In the past, this sanitization of that which we say and do would have been debate-worthy, but in truth, only a minor irritant to our quality of life. But I believe that in the post-9/11 world, these trends represent a cancer that has metastasized into the war on terror, where it threatens our very survival. We debate the comfort level at Gitmo while Nick Berg gets decapitated. We’ve become sissies in that regard.

Man, you must have had your running shoes on when you made that impossible leap of logic. Let’s break it down: a local man (tragically and foolishly) wanders into a war zone and winds up beheaded on the Internet by religious psychopaths, so we should just redline the Geneva Convention and shitcan Habeas Corpus? Now who’s being a sissy? Speaking of sissies, a friend of ours once interned at your old law firm. One of the intern duties was escorting attornies to their cars in the parking lot if they feared for their safety, for whatever reason. Most of the male attornies declined the escort, but you, sir, NEVER left the office without an human shield intern watching your back. I am told they all laughed at you behind your back about that. Ya big pussy.

Exhibit B. “On the Nov. 23, 2005, broadcast of The Radio Factor, while guest-hosting, Smerconish took issue with a decision by the New Jersey Sports and Exposition Authority to provide a designated prayer area at Giants Stadium. The decision was in response to a Sept. 19 incident involving the FBI’s detention and questioning of five Muslim men who were observed praying near the stadium’s main air duct during a New York Giants football game. Smerconish stated: ‘I just think that’s [the men’s public praying] wrong. I just think they’re playing a game of, you know, mind blank with the audience. And that they should know better four years removed from Sept. 11.” Guilty. When five Muslim men in attendance at the Meadowlands in September 2005 for a Giants-Saints game that was also a Hurricane Katrina fund-raiser, with George H.W. Bush in attendance, saw fit to pray in an area near food preparation and air duct work, I think it was a case of mind blank. That’s a form of terrorism in itself.

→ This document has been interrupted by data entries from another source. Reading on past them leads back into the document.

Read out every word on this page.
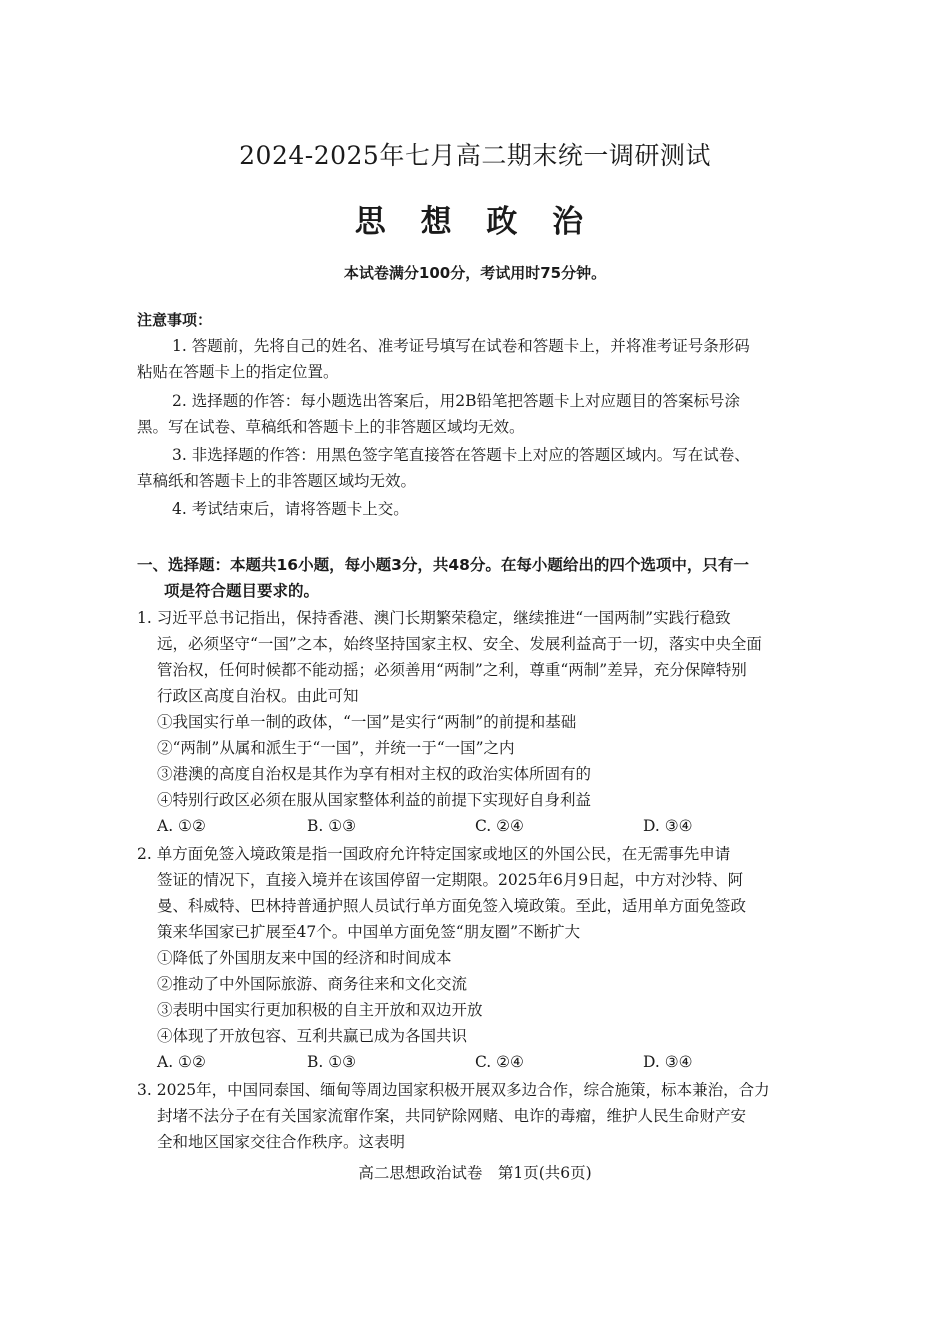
2024-2025年七月高二期末统一调研测试
思 想 政 治
本试卷满分100分，考试用时75分钟。
注意事项：
1. 答题前，先将自己的姓名、准考证号填写在试卷和答题卡上，并将准考证号条形码
粘贴在答题卡上的指定位置。
2. 选择题的作答：每小题选出答案后，用2B铅笔把答题卡上对应题目的答案标号涂
黑。写在试卷、草稿纸和答题卡上的非答题区域均无效。
3. 非选择题的作答：用黑色签字笔直接答在答题卡上对应的答题区域内。写在试卷、
草稿纸和答题卡上的非答题区域均无效。
4. 考试结束后，请将答题卡上交。
一、选择题：本题共16小题，每小题3分，共48分。在每小题给出的四个选项中，只有一
项是符合题目要求的。
1. 习近平总书记指出，保持香港、澳门长期繁荣稳定，继续推进“一国两制”实践行稳致
远，必须坚守“一国”之本，始终坚持国家主权、安全、发展利益高于一切，落实中央全面
管治权，任何时候都不能动摇；必须善用“两制”之利，尊重“两制”差异，充分保障特别
行政区高度自治权。由此可知
①我国实行单一制的政体，“一国”是实行“两制”的前提和基础
②“两制”从属和派生于“一国”，并统一于“一国”之内
③港澳的高度自治权是其作为享有相对主权的政治实体所固有的
④特别行政区必须在服从国家整体利益的前提下实现好自身利益
A. ①②	B. ①③	C. ②④	D. ③④
2. 单方面免签入境政策是指一国政府允许特定国家或地区的外国公民，在无需事先申请
签证的情况下，直接入境并在该国停留一定期限。2025年6月9日起，中方对沙特、阿
曼、科威特、巴林持普通护照人员试行单方面免签入境政策。至此，适用单方面免签政
策来华国家已扩展至47个。中国单方面免签“朋友圈”不断扩大
①降低了外国朋友来中国的经济和时间成本
②推动了中外国际旅游、商务往来和文化交流
③表明中国实行更加积极的自主开放和双边开放
④体现了开放包容、互利共赢已成为各国共识
A. ①②	B. ①③	C. ②④	D. ③④
3. 2025年，中国同泰国、缅甸等周边国家积极开展双多边合作，综合施策，标本兼治，合力
封堵不法分子在有关国家流窜作案，共同铲除网赌、电诈的毒瘤，维护人民生命财产安
全和地区国家交往合作秩序。这表明
高二思想政治试卷　第1页(共6页)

What the hell is a “mind blank”? You mean “mind fuck”? Jesus, Michael, this a family newspaper! Don’t work blue, kid. All kidding aside, do you know anything at all about being a Muslim? They have to pray, like, five times a day. If they only did it in mosques, they’d never see the light of day. Which I’m sure would suit you just fine. But sooner or later you are going to have to drop this intellectually-juvenile word-view if you want to be taken seriously as a commentator. I mean really, you sound like a little kid who doesn’t want to eat his broccoli: But Islam’s weird and trying to kill me. Boo-hoo.

Exhibit C. “On the Nov. 23, 2005, edition of The Radio Factor, Smerconish interviewed Soo Kim Abboud, author of Top of the Class: How Asian Parents Raise High Achievers – and How You Can Too. . . . Smerconish asserted that “if everyone follows Dr. Abboud’s prescription . . . you’re going to have women who will leave the home and now get a great-paying job, because you will have gotten them well-educated.’ He continued, ‘But then they’re not going to be around to instill these lessons in their kids. In other words, it occurs to me that perhaps you’ve provided a prescription to bring this great success to an end.’ “

So, your takeaway from all of that was: That’s all well and good, but everybody knows women can’t be mothers and career women. Who raised you, Bobby Riggs?

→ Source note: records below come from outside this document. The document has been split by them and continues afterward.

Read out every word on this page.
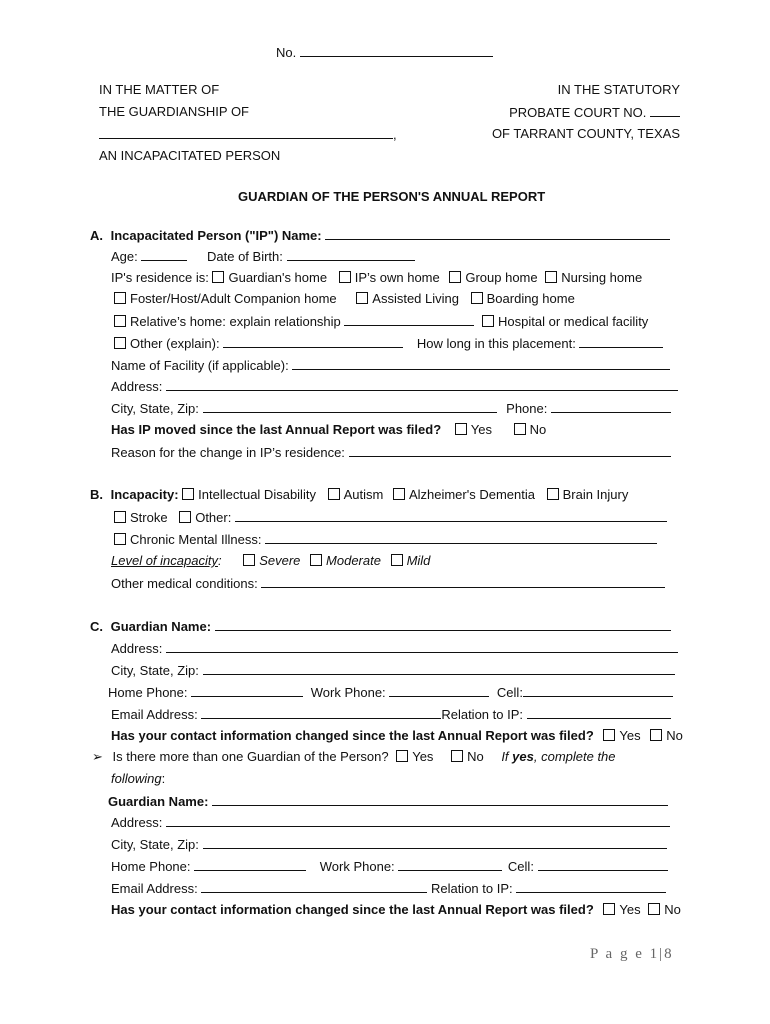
No.
IN THE MATTER OF
THE GUARDIANSHIP OF
,
AN INCAPACITATED PERSON
IN THE STATUTORY
PROBATE COURT NO.
OF TARRANT COUNTY, TEXAS
GUARDIAN OF THE PERSON'S ANNUAL REPORT
A. Incapacitated Person ("IP") Name:
Age:	Date of Birth:
IP's residence is: Guardian's home IP’s own home Group home Nursing home
Foster/Host/Adult Companion home	Assisted Living Boarding home
Relative’s home: explain relationship	Hospital or medical facility
Other (explain):	How long in this placement:
Name of Facility (if applicable):
Address:
City, State, Zip:	Phone:
Has IP moved since the last Annual Report was filed? Yes	No
Reason for the change in IP’s residence:
B. Incapacity: Intellectual Disability Autism Alzheimer's Dementia Brain Injury
Stroke Other:
Chronic Mental Illness:
Level of incapacity:	Severe Moderate Mild
Other medical conditions:
C. Guardian Name:
Address:
City, State, Zip:
Home Phone:	Work Phone:	Cell:
Email Address:	Relation to IP:
Has your contact information changed since the last Annual Report was filed? Yes No
➢ Is there more than one Guardian of the Person? Yes	No If yes, complete the
following:
Guardian Name:
Address:
City, State, Zip:
Home Phone:	Work Phone:	Cell:
Email Address:	Relation to IP:
Has your contact information changed since the last Annual Report was filed? Yes No
P a g e 1|8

My favorite – and truly an assertion that shows how asinine this situation has quickly become. GuiltyTwo Philadelphia-area Asian sisters wrote a great book explaining the success of their upbringing. The bottom line was their parents’ hands-on approach. I not only hosted them on the air, but also honored them at a book club meeting with several hundred attendees. It occurred to me that if their advice were followed, it would create more “high achievers” with better educational opportunities and job offers, which would, ironically, take them out of the home where they could instill those same values to their own children. But now, that insight is sexist. How long before they start burning my tapes?

Frankly, Michael, it wouldn’t be worth the carbon emissions. Now do us all a favor and get down off the cross, we could use the wood.